YouTube  has just announced plans to begin developing paid subscription channels, which would cost end users a monthly access fee ranging from $1 to $5.
The site has reached out to a select few channel producers and invited them to submit applications to create paid content channels. The first to develop these channels will probably be media companies that have already gained decent sized followings on YouTube. The new offering will give them a way to monetize their content, other than (or in addition to) ads.
These channels will likely consist of professional-grade programs that are targeted to specific demographic groups, such as football fans, gamers, or automobile enthusiasts.
There also may be opportunities for individual pay-per-view videos — which may be a more attractive option for smaller content producers that don’t have very large or loyal followings. That way, they can selectively offer individual videos for a fee. They don’t have to risk losing followers who balk at paying monthly subscription fees.
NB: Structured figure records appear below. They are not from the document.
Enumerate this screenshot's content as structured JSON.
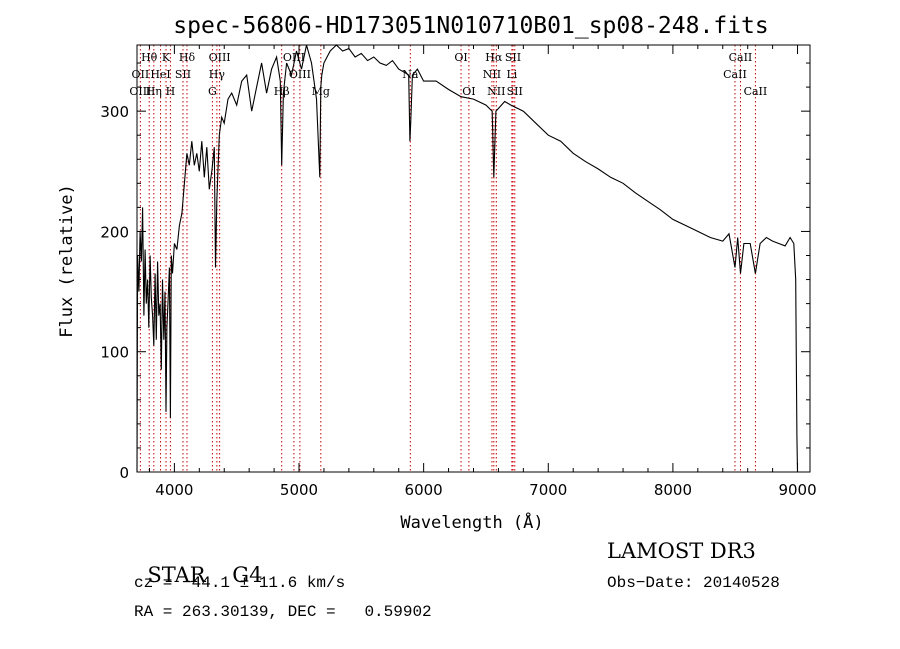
{
  "chart_data": {
    "type": "line",
    "title": "spec-56806-HD173051N010710B01_sp08-248.fits",
    "xlabel": "Wavelength (Å)",
    "ylabel": "Flux (relative)",
    "xlim": [
      3700,
      9100
    ],
    "ylim": [
      0,
      355
    ],
    "xticks": [
      4000,
      5000,
      6000,
      7000,
      8000,
      9000
    ],
    "xtick_labels": [
      "4000",
      "5000",
      "6000",
      "7000",
      "8000",
      "9000"
    ],
    "yticks": [
      0,
      100,
      200,
      300
    ],
    "ytick_labels": [
      "0",
      "100",
      "200",
      "300"
    ],
    "grid": false,
    "series": [
      {
        "name": "spectrum",
        "x": [
          3700,
          3705,
          3715,
          3725,
          3735,
          3745,
          3755,
          3765,
          3775,
          3785,
          3795,
          3805,
          3815,
          3825,
          3835,
          3845,
          3855,
          3865,
          3875,
          3885,
          3895,
          3905,
          3915,
          3925,
          3933,
          3940,
          3950,
          3960,
          3968,
          3975,
          3985,
          4000,
          4020,
          4040,
          4060,
          4080,
          4100,
          4120,
          4140,
          4160,
          4180,
          4200,
          4220,
          4240,
          4260,
          4280,
          4300,
          4320,
          4330,
          4340,
          4360,
          4380,
          4400,
          4430,
          4460,
          4500,
          4540,
          4580,
          4620,
          4660,
          4700,
          4740,
          4780,
          4820,
          4850,
          4861,
          4875,
          4900,
          4940,
          4980,
          5020,
          5060,
          5100,
          5140,
          5167,
          5175,
          5183,
          5200,
          5250,
          5300,
          5350,
          5400,
          5450,
          5500,
          5550,
          5600,
          5650,
          5700,
          5750,
          5800,
          5850,
          5880,
          5890,
          5896,
          5910,
          5950,
          6000,
          6100,
          6200,
          6300,
          6400,
          6500,
          6550,
          6563,
          6580,
          6650,
          6700,
          6800,
          6900,
          7000,
          7100,
          7200,
          7300,
          7400,
          7500,
          7600,
          7700,
          7800,
          7900,
          8000,
          8100,
          8200,
          8300,
          8400,
          8450,
          8498,
          8520,
          8542,
          8570,
          8620,
          8662,
          8700,
          8750,
          8800,
          8850,
          8900,
          8940,
          8970,
          8985,
          8995,
          9000
        ],
        "values": [
          0,
          180,
          150,
          200,
          175,
          220,
          130,
          185,
          140,
          160,
          120,
          180,
          145,
          130,
          105,
          165,
          110,
          175,
          130,
          140,
          85,
          160,
          110,
          150,
          50,
          120,
          145,
          170,
          45,
          180,
          165,
          190,
          185,
          205,
          215,
          240,
          265,
          255,
          275,
          255,
          265,
          250,
          275,
          245,
          270,
          235,
          250,
          270,
          170,
          225,
          280,
          295,
          290,
          310,
          315,
          305,
          325,
          330,
          300,
          320,
          340,
          315,
          335,
          345,
          325,
          255,
          315,
          340,
          330,
          350,
          335,
          355,
          340,
          310,
          245,
          320,
          330,
          340,
          350,
          355,
          350,
          352,
          345,
          348,
          342,
          345,
          340,
          338,
          342,
          335,
          332,
          330,
          275,
          290,
          330,
          335,
          325,
          325,
          318,
          312,
          310,
          305,
          300,
          245,
          300,
          308,
          305,
          300,
          290,
          280,
          275,
          265,
          258,
          252,
          245,
          240,
          232,
          225,
          218,
          210,
          205,
          200,
          195,
          192,
          198,
          170,
          195,
          165,
          190,
          190,
          165,
          190,
          195,
          192,
          190,
          188,
          195,
          190,
          160,
          30,
          0
        ]
      }
    ],
    "line_labels": [
      {
        "text": "Hθ",
        "wave": 3798,
        "row": 1
      },
      {
        "text": "Hη",
        "wave": 3835,
        "row": 3
      },
      {
        "text": "OII",
        "wave": 3727,
        "row": 2
      },
      {
        "text": "OIII",
        "wave": 3727,
        "row": 3
      },
      {
        "text": "K",
        "wave": 3933,
        "row": 1
      },
      {
        "text": "HeI",
        "wave": 3889,
        "row": 2
      },
      {
        "text": "H",
        "wave": 3968,
        "row": 3
      },
      {
        "text": "SII",
        "wave": 4069,
        "row": 2
      },
      {
        "text": "Hδ",
        "wave": 4101,
        "row": 1
      },
      {
        "text": "OIII",
        "wave": 4363,
        "row": 1
      },
      {
        "text": "Hγ",
        "wave": 4341,
        "row": 2
      },
      {
        "text": "G",
        "wave": 4305,
        "row": 3
      },
      {
        "text": "OIII",
        "wave": 4959,
        "row": 1
      },
      {
        "text": "OIII",
        "wave": 5007,
        "row": 2
      },
      {
        "text": "Hβ",
        "wave": 4861,
        "row": 3
      },
      {
        "text": "Mg",
        "wave": 5175,
        "row": 3
      },
      {
        "text": "Na",
        "wave": 5893,
        "row": 2
      },
      {
        "text": "OI",
        "wave": 6300,
        "row": 1
      },
      {
        "text": "OI",
        "wave": 6363,
        "row": 3
      },
      {
        "text": "Hα",
        "wave": 6563,
        "row": 1
      },
      {
        "text": "NII",
        "wave": 6548,
        "row": 2
      },
      {
        "text": "NII",
        "wave": 6583,
        "row": 3
      },
      {
        "text": "SII",
        "wave": 6717,
        "row": 1
      },
      {
        "text": "Li",
        "wave": 6708,
        "row": 2
      },
      {
        "text": "SII",
        "wave": 6731,
        "row": 3
      },
      {
        "text": "CaII",
        "wave": 8542,
        "row": 1
      },
      {
        "text": "CaII",
        "wave": 8498,
        "row": 2
      },
      {
        "text": "CaII",
        "wave": 8662,
        "row": 3
      }
    ],
    "marker_lines": [
      3727,
      3798,
      3835,
      3889,
      3933,
      3968,
      4069,
      4101,
      4305,
      4341,
      4363,
      4861,
      4959,
      5007,
      5175,
      5893,
      6300,
      6363,
      6548,
      6563,
      6583,
      6708,
      6717,
      6731,
      8498,
      8542,
      8662
    ],
    "line_color": "#000000",
    "marker_color": "#cc0000"
  },
  "info": {
    "object_class": "STAR",
    "subclass": "G4",
    "survey": "LAMOST DR3",
    "cz_text": "cz = −44.1 ± 11.6 km/s",
    "obs_date_text": "Obs−Date: 20140528",
    "radec_text": "RA = 263.30139, DEC =   0.59902"
  }
}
For companies that use YouTube to reach consumers, the new channels have pros and cons. They could lead to more monetization opportunities for content producers and news media, if the paid subscription model catches on with consumers. On the other hand, switching to a paid model could present risks, as fewer viewers are likely to see new content if they have to pay for it. And some loyal followers might even jump ship at the news of switching over to a paid channel.
For now, the paid subscription model is being treated like an experiment that may or may not catch on. For users to actually pay for access to certain videos when others are available for free, there will have to be some kind of incentive or proof that the content is somehow worthy of that investment, however small it might be.
The paid channels are expected to launch later in 2013, possibly this spring.